Les accusations étaient basées sur des messages envoyés par Oved sur WhatsApp à un groupe de militants protestant contre l’évacuation d’Amona en février 2017, qui a tourné à la violence lors du démantèlement d’une synagogue où de jeunes manifestants se sont opposés aux officiers israéliens et en ont blessé 17 d’entre eux.

« A Amona (les gens) doivent être blessés – mais seulement du côté des foutus Zio-nazis », a écrit Oved, faisant référence aux forces de sécurité.

https://www.facebook.com/photo.php?fbid=2217796398246769&set=a.2177434718949604&type=3

L’activiste d’extrême droite a critiqué les dirigeants d’Amona, qui avaient appelé les manifestants à éviter de s’opposer aux soldats. « Je suis pour le combat jusqu’à la dernière goutte de sang », a-t-il écrit sur l’application de messagerie.

« Nous ne pouvons pas laisser les foutus sionistes (penser qu’ils peuvent) faire ce qu’ils veulent et que cela passera en silence », des propos de Oved également repris par la cour dans cette décision.

L’activiste a même posté une photo d’un drapeau israélien avec une mitrailleuse Uzi et la légende : « Nous allons nous venger sans pitié. »

En recevant l’appel du procureur de district, le jury a écrit que « pour ce qui est du contenu qui a été rendu public, l’accusé appelle clairement à l’action ».
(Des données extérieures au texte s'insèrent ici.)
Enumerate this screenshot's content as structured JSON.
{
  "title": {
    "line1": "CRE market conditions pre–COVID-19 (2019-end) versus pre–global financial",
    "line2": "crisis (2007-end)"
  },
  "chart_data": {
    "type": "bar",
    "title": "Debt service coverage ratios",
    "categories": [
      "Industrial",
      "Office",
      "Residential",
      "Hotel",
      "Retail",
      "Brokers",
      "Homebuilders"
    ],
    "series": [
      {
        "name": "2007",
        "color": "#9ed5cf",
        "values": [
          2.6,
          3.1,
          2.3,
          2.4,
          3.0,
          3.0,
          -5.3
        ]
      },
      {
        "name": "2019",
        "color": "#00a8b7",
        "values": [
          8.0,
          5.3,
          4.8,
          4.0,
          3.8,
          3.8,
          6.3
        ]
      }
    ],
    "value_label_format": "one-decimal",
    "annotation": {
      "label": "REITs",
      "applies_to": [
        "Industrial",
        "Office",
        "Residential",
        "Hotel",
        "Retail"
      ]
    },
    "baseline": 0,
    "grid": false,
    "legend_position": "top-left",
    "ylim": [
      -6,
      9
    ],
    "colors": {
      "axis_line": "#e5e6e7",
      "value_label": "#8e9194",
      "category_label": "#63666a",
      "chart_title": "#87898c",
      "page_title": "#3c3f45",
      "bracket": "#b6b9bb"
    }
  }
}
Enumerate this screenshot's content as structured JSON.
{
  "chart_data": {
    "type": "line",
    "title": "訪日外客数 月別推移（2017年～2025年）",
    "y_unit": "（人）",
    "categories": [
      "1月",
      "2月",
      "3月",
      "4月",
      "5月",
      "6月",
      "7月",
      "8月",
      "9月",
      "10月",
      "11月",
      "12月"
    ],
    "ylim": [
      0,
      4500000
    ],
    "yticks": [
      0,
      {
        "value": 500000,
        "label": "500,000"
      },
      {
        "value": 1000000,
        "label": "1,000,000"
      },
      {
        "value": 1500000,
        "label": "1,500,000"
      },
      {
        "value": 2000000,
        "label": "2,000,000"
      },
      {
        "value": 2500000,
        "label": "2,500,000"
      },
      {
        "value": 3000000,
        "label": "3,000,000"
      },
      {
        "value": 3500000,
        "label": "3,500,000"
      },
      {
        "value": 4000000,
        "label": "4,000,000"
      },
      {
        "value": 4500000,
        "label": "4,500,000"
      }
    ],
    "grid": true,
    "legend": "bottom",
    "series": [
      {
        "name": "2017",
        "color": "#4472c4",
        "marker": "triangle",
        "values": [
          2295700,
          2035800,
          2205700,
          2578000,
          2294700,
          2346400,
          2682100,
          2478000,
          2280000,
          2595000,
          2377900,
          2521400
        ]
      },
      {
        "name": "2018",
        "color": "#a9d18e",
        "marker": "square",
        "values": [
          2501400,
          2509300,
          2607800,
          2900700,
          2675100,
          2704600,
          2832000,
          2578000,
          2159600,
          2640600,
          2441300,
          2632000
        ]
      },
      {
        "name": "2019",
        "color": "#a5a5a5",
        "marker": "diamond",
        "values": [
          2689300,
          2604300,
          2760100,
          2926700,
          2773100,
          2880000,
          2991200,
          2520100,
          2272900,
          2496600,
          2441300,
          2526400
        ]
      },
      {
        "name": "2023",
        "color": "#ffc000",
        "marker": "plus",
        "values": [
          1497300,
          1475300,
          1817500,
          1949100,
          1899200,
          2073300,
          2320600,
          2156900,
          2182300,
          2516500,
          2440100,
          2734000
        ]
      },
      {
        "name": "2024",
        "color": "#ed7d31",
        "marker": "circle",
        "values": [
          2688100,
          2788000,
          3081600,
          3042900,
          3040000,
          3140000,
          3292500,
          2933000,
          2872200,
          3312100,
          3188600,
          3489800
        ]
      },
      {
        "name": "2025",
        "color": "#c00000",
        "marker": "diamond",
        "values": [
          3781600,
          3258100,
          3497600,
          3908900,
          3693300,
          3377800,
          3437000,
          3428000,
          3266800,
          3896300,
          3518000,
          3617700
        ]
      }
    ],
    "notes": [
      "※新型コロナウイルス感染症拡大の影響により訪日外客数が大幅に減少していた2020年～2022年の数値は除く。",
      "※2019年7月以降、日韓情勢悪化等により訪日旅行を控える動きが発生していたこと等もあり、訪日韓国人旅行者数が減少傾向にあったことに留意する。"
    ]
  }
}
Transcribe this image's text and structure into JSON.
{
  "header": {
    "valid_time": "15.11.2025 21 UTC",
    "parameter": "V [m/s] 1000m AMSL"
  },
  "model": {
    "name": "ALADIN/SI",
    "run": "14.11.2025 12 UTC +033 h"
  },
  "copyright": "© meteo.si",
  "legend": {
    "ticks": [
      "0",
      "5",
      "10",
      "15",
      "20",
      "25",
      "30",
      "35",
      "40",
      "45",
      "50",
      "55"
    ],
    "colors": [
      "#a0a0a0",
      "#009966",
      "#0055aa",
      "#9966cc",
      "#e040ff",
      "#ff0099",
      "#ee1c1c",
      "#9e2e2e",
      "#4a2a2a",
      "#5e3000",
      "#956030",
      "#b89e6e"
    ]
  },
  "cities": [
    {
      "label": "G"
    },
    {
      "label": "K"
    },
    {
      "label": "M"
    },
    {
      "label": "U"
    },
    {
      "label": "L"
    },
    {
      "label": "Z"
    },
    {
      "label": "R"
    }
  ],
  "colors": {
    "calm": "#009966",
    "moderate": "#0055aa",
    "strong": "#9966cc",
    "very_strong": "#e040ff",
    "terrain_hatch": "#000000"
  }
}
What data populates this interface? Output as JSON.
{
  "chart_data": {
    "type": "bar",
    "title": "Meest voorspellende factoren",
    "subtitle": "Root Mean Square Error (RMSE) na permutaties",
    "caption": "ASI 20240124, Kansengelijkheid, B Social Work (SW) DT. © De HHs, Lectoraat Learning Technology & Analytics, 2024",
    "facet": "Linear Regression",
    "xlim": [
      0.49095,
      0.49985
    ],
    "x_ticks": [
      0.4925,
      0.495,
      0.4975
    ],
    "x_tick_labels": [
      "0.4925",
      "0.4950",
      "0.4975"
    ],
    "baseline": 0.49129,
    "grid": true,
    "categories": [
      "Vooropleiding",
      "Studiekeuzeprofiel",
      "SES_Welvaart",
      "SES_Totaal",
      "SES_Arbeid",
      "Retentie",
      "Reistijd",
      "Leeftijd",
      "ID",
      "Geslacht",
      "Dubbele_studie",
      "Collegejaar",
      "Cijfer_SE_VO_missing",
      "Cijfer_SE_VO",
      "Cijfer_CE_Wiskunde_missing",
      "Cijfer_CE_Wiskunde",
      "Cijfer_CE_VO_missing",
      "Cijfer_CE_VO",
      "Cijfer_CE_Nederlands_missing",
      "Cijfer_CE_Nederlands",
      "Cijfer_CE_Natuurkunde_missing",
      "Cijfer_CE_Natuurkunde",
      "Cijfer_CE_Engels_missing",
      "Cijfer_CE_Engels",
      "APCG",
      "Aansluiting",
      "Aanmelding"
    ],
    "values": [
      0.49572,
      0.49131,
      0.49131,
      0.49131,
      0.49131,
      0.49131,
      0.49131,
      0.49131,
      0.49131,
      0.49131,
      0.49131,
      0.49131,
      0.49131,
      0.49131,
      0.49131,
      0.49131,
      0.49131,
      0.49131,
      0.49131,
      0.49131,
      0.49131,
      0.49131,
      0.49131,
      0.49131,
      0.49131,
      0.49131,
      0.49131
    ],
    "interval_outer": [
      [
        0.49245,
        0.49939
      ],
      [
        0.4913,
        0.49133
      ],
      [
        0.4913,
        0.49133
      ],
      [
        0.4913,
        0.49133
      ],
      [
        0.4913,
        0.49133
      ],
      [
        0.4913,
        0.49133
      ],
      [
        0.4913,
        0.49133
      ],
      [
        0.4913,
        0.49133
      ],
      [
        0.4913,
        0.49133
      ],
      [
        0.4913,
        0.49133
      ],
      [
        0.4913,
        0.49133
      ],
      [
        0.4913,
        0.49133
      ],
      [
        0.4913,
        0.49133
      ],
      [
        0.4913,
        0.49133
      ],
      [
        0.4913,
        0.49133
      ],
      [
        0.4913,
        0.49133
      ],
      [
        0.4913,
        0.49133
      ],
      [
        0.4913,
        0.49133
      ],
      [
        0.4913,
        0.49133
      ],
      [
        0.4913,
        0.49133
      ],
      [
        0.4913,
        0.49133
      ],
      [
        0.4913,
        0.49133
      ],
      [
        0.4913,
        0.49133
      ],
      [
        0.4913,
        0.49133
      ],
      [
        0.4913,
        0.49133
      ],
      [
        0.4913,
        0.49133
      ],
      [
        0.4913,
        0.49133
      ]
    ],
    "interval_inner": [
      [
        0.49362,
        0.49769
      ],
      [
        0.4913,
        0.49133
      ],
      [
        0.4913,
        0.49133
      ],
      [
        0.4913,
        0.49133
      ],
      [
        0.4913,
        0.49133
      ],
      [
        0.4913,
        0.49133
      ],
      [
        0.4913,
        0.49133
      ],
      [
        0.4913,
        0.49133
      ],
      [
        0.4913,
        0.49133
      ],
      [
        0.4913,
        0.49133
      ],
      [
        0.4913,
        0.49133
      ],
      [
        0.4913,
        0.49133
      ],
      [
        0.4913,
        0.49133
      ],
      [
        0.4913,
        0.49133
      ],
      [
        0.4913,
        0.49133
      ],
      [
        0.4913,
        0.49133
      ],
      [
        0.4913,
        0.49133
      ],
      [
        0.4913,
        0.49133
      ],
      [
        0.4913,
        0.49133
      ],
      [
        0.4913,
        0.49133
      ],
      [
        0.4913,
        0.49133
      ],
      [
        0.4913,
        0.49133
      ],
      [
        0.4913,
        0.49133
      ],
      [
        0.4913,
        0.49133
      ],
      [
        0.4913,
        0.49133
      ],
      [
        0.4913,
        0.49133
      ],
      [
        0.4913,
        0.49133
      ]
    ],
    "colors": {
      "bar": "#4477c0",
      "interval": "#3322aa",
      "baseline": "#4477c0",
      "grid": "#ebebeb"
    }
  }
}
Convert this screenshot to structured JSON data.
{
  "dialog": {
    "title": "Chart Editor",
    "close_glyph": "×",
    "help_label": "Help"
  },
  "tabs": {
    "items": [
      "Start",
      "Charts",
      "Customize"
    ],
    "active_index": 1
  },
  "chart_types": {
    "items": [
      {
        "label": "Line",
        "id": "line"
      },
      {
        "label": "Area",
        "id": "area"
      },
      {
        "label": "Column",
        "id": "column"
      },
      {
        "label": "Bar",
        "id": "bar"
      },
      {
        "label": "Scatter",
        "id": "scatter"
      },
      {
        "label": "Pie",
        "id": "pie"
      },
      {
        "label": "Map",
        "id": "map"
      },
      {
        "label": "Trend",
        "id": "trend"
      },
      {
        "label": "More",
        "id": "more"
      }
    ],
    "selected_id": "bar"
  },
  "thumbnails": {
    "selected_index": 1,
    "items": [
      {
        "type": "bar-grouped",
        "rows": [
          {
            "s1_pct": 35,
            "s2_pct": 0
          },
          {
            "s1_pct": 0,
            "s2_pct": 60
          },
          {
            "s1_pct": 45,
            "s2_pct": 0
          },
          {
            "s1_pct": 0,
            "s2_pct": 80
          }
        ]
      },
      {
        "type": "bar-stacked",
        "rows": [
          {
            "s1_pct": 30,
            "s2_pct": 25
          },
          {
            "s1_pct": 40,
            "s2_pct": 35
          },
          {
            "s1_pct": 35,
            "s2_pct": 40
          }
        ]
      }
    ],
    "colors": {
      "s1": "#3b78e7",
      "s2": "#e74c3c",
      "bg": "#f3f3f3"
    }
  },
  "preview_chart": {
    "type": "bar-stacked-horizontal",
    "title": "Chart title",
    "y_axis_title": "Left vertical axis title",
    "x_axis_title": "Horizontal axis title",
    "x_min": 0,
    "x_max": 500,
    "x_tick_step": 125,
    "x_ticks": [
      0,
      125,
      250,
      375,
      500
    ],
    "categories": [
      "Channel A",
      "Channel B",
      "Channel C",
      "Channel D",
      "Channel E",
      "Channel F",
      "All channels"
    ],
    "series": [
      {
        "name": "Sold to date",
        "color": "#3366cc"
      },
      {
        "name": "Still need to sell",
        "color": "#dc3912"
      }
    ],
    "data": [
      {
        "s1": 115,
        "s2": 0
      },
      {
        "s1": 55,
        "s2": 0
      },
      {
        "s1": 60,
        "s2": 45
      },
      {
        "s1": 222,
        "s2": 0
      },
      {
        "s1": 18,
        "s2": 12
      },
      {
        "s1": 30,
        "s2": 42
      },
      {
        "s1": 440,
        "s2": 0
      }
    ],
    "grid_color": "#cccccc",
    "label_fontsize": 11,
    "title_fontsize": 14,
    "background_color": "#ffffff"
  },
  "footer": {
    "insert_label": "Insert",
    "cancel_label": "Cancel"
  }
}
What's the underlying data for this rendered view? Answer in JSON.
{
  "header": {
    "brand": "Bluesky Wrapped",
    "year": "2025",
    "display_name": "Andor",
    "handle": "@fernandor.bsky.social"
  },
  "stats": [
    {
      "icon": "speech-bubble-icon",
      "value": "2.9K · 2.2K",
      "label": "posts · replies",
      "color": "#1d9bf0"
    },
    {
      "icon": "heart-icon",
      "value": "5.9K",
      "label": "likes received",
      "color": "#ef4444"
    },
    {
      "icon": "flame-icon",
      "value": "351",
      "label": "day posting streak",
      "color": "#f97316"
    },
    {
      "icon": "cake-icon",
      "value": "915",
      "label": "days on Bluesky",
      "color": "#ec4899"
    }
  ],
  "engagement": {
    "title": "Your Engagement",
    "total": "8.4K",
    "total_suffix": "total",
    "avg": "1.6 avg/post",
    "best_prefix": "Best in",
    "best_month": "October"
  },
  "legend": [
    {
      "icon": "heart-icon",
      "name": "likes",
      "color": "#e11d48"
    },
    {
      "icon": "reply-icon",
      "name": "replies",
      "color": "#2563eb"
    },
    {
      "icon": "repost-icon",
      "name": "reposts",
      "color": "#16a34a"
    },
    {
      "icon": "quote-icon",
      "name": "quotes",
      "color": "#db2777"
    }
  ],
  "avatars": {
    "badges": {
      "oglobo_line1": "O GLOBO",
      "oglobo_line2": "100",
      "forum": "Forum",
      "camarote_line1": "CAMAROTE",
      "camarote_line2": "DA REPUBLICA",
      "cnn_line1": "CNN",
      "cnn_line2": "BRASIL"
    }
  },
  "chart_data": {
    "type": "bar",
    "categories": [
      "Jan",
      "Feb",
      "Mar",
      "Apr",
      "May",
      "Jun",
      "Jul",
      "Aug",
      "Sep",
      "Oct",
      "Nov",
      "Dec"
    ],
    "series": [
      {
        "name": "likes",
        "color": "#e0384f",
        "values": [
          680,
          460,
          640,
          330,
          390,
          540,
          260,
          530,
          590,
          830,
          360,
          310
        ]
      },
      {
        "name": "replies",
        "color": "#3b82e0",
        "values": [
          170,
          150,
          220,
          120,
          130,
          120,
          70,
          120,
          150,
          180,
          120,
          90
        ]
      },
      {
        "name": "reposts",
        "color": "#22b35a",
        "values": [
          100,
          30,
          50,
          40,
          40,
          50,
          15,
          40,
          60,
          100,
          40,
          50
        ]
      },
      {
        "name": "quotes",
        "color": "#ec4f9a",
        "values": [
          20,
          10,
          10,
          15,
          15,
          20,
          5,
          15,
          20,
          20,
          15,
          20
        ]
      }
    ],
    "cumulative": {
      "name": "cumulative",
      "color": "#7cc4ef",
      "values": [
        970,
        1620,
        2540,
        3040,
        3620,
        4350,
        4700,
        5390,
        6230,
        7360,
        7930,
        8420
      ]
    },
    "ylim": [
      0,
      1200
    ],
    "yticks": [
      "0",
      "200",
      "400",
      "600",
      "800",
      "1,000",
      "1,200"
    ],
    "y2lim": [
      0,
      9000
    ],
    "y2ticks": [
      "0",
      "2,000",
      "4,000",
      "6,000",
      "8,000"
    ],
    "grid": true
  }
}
Le tribunal a expliqué qu’à l’ère des réseaux sociaux, où les messages d’Oved peuvent facilement se propager, les messages d’Oved pouvaient atteindre des centaines d’utilisateurs, même ceux qui ne faisaient pas partie du groupe particulier de militants contre lesquels avaient été initialement envoyées ces menaces.

Un graffiti retrouvé sur la synagogue de l’avant-poste d’Amona, en Cisjordanie, représentant une croix gammée et les mots « police d’Ishmaël », une référence au fils d’Abraham qui serait l’ancêtre des Arabes d’aujourd’hui, le 2 février 2017. (Crédit : capture d’écran Deuxième chaîne)

Le jugement a rejeté la défense de l’avocat d’Oved, qui a souligné que des menaces similaires avaient été proférées par d’autres membres du groupe WhatsApp alors que son client était le seul accusé.

Les juges ont reconnu que le fait que personne d’autre n’avait été inculpé posait problème, mais ils ont finalement conclu que ce n’était pas une raison suffisante pour confirmer l’acquittement initial.

Avec la décision du tribunal – officiellement rendue le 17 septembre – l’affaire Oved est maintenant renvoyée devant le tribunal de première instance pour qu’il prononce la sentence.

En 2014, il a été condamné à un an de prison après avoir été reconnu coupable d’avoir peint à la bombe des menaces de mort dans et autour de l’immeuble d’habitation de Hagit Ofran, membre de l’ONG La Paix Maintenant.

Les parents d’Oved ont fait valoir dans le passé que leur fils souffrait de problèmes psychiatriques.

Aucune condamnation pour violence n’a encore été prononcée contre les manifestants depuis l’évacuation d’Amona en février 2017, qui a été rasée après que la Cour suprême de justice a estimé que la maison avait été construite sur un terrain privé palestinien.

La police a estimé que 1 000 personnes – dont la majorité étaient des adolescents – ont manifesté à Amona, se barricadant à l’intérieur des bâtiments de l’avant-poste et forçant les policiers à les évacuer un par un.

Trois manifestants ont été inculpés en novembre 2017 pour avoir entravé le travail de la police lors de l’évacuation, mais ils ont évité les accusations d’agression, bien que 60 policiers au total aient été blessés lors du démantèlement de l’avant-poste. Aucune décision n’a encore été prise les concernant.